Well first of all, I definitely identify with the depression part. I recently have been trying to dig myself out of I suppose what one could call a "micro-depression" when I realized I wasn't enjoying anything, was staying in bed longer, and just stopped caring about a lot. Apathy and nihilism taking hold, two things I do not wish upon myself or anyone else. I can't say I'm entirely out of it. What I miss is the energy.

Since you asked, my biggest "lifer" special interests are music and cars. If I can find a way to make my living in either of those fields I would be doing myself a favor (my "calling" is definitely in music, and only recently, now in my mid-30's, have I given myself "permission" to pursue it as more than hobby - in part thanks to finally admitting to myself my marriage is done). With cars, it started with my dad getting me into American muscle cars growing up and I eventually got into all kinds of cars, but especially Corvettes/Camaros. I wouldn't say I have any great skills in the field, and my knowledge is kind of random in a very Aspie/Autie way (I could spout off random facts such as factory RPO codes for C4 Corvettes for example).

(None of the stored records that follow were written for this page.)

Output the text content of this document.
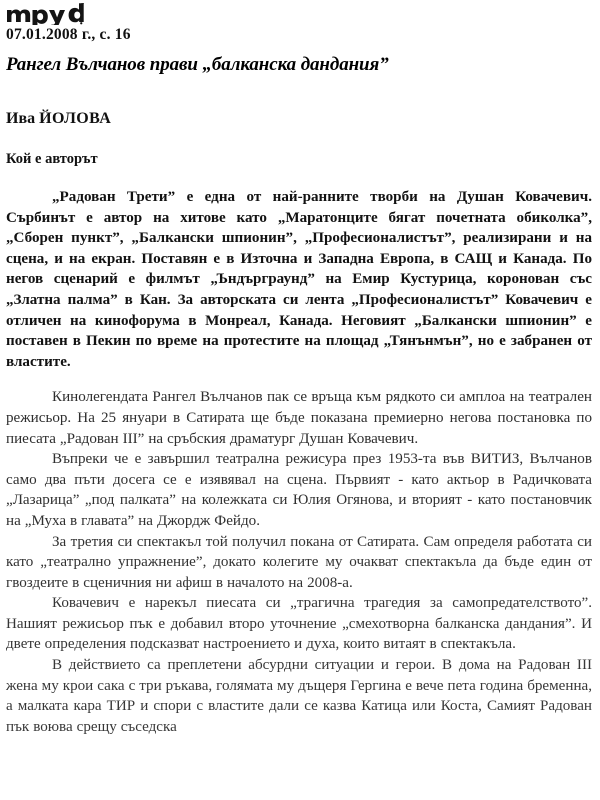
07.01.2008 г., с. 16
Рангел Вълчанов прави „балканска дандания”
Ива ЙОЛОВА
Кой е авторът

„Радован Трети” е една от най-ранните творби на Душан Ковачевич. Сърбинът е автор на хитове като „Маратонците бягат почетната обиколка”, „Сборен пункт”, „Балкански шпионин”, „Професионалистът”, реализирани и на сцена, и на екран. Поставян е в Източна и Западна Европа, в САЩ и Канада. По негов сценарий е филмът „Ъндърграунд” на Емир Кустурица, коронован със „Златна палма” в Кан. За авторската си лента „Професионалистът” Ковачевич е отличен на кинофорума в Монреал, Канада. Неговият „Балкански шпионин” е поставен в Пекин по време на протестите на площад „Тянънмън”, но е забранен от властите.

Кинолегендата Рангел Вълчанов пак се връща към рядкото си амплоа на театрален режисьор. На 25 януари в Сатирата ще бъде показана премиерно негова постановка по пиесата „Радован III” на сръбския драматург Душан Ковачевич.

Въпреки че е завършил театрална режисура през 1953-та във ВИТИЗ, Вълчанов само два пъти досега се е изявявал на сцена. Първият - като актьор в Радичковата „Лазарица” „под палката” на колежката си Юлия Огянова, и вторият - като постановчик на „Муха в главата” на Джордж Фейдо.

За третия си спектакъл той получил покана от Сатирата. Сам определя работата си като „театрално упражнение”, докато колегите му очакват спектакъла да бъде един от гвоздеите в сценичния ни афиш в началото на 2008-а.

Ковачевич е нарекъл пиесата си „трагична трагедия за самопредателството”. Нашият режисьор пък е добавил второ уточнение „смехотворна балканска дандания”. И двете определения подсказват настроението и духа, които витаят в спектакъла.

В действието са преплетени абсурдни ситуации и герои. В дома на Радован III жена му крои сака с три ръкава, голямата му дъщеря Гергина е вече пета година бременна, а малката кара ТИР и спори с властите дали се казва Катица или Коста, Самият Радован пък воюва срещу съседска
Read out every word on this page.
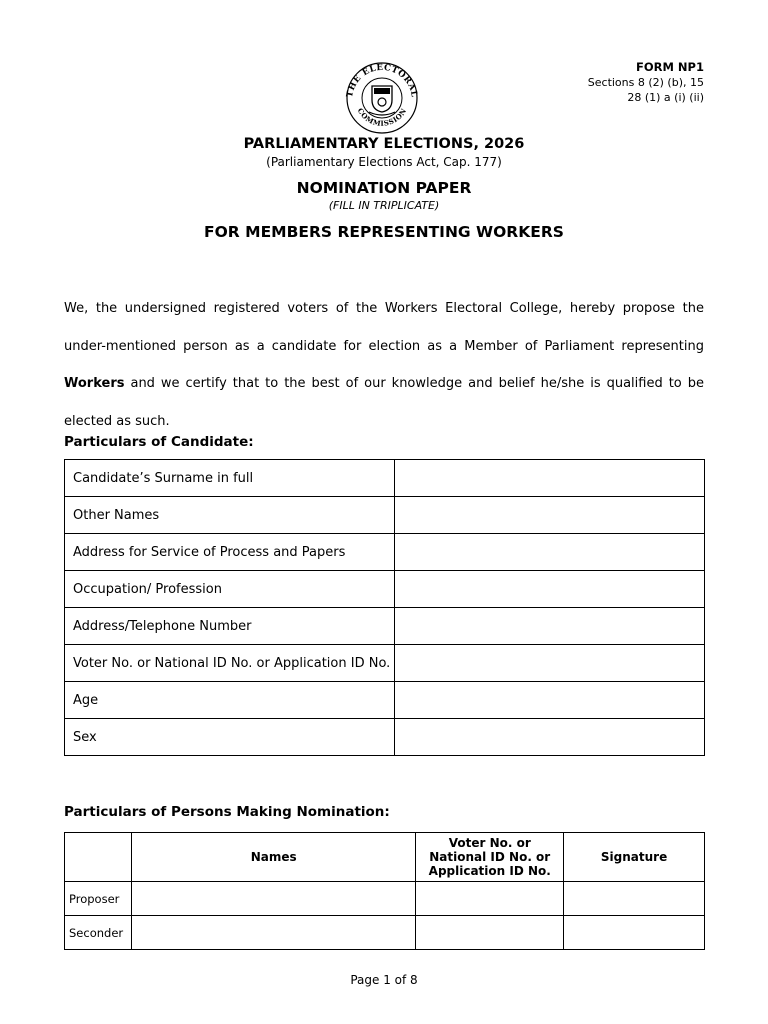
FORM NP1
Sections 8 (2) (b), 15
28 (1) a (i) (ii)
THE ELECTORAL
COMMISSION
PARLIAMENTARY ELECTIONS, 2026
(Parliamentary Elections Act, Cap. 177)
NOMINATION PAPER
(FILL IN TRIPLICATE)
FOR MEMBERS REPRESENTING WORKERS
We, the undersigned registered voters of the Workers Electoral College, hereby propose the under-mentioned person as a candidate for election as a Member of Parliament representing Workers and we certify that to the best of our knowledge and belief he/she is qualified to be elected as such.
Particulars of Candidate:
Candidate’s Surname in full	
Other Names	
Address for Service of Process and Papers	
Occupation/ Profession	
Address/Telephone Number	
Voter No. or National ID No. or Application ID No.	
Age	
Sex	
Particulars of Persons Making Nomination:
	Names	Voter No. or National ID No. or Application ID No.	Signature
Proposer			
Seconder			
Page 1 of 8
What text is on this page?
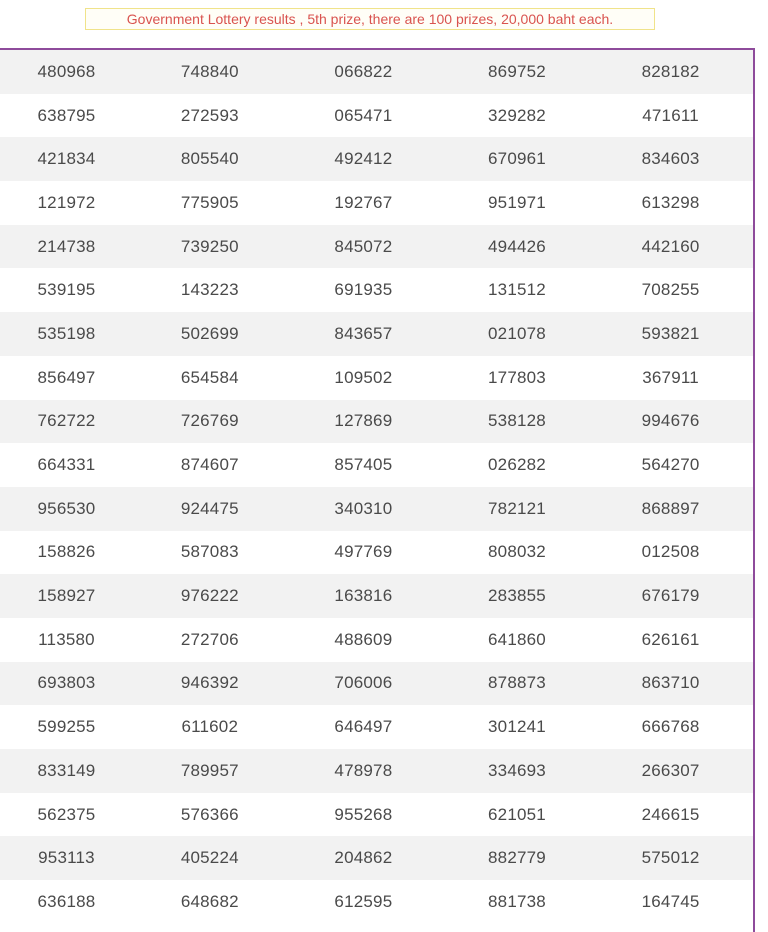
Government Lottery results , 5th prize, there are 100 prizes, 20,000 baht each.
480968	748840	066822	869752	828182
638795	272593	065471	329282	471611
421834	805540	492412	670961	834603
121972	775905	192767	951971	613298
214738	739250	845072	494426	442160
539195	143223	691935	131512	708255
535198	502699	843657	021078	593821
856497	654584	109502	177803	367911
762722	726769	127869	538128	994676
664331	874607	857405	026282	564270
956530	924475	340310	782121	868897
158826	587083	497769	808032	012508
158927	976222	163816	283855	676179
113580	272706	488609	641860	626161
693803	946392	706006	878873	863710
599255	611602	646497	301241	666768
833149	789957	478978	334693	266307
562375	576366	955268	621051	246615
953113	405224	204862	882779	575012
636188	648682	612595	881738	164745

I've been possessed by many, many things over the years. Bass fishing is making a return (that's a near-lifer, too). Video games such as Starcraft, Minecraft, Diablo, Gran Turismo (and other racing sims), Resident Evil... I can become completely and uttering absorbed into them. I honestly don't play much in the way of new games. In a way, I'm very special-interest in the way I get into video games. I go 100% and don't like change... so I stick to what I know I love. Speaking of those games.. I actually built the town of Tristram (from Diablo 1) in Minecraft. That was before I knew I was on the spectrum, yet when i did it I sensed there was something different about me (and had a friend say "Why would anyone ever do that?" All I could think was, 'Why WOULDN'T anyone ever do that?" lol)

I've also had short spurts of obsession into fitness (like nutrition and training principles down to the finest details), varying sciences but especially astrophysics. Also philosophy, astrology (as I was growing up and was raised around it... so I became the little mystical Astro-scholar of the home), psychoanalysis (particularly Jungian), personality typology, personal development, animals (sometimes its cats, or birds, or fish... whatever strikes me at a given time). Beer brewing at one brief time. I find the American southwest deserts to be fascinating as well (I live there).

My cousin fondly endeared me by saying "You know what I love about you? When you get into something, you get into it."

Oh, and just to fit the stereotype, I do in fact have fascination with weather and meteorology. I don't find weather to be small talk. You wanna talk weather? Let's talk weather. lol
 
I currently don't have many interests at all outside of Star Wars, but that interest came at a very young age because I was fascinated with my uncles Darth Vader poster he had in his living room proudly displayed.

I started to ask him questions and my descent into madness *cough* I mean the wonderful universe of Star Wars began.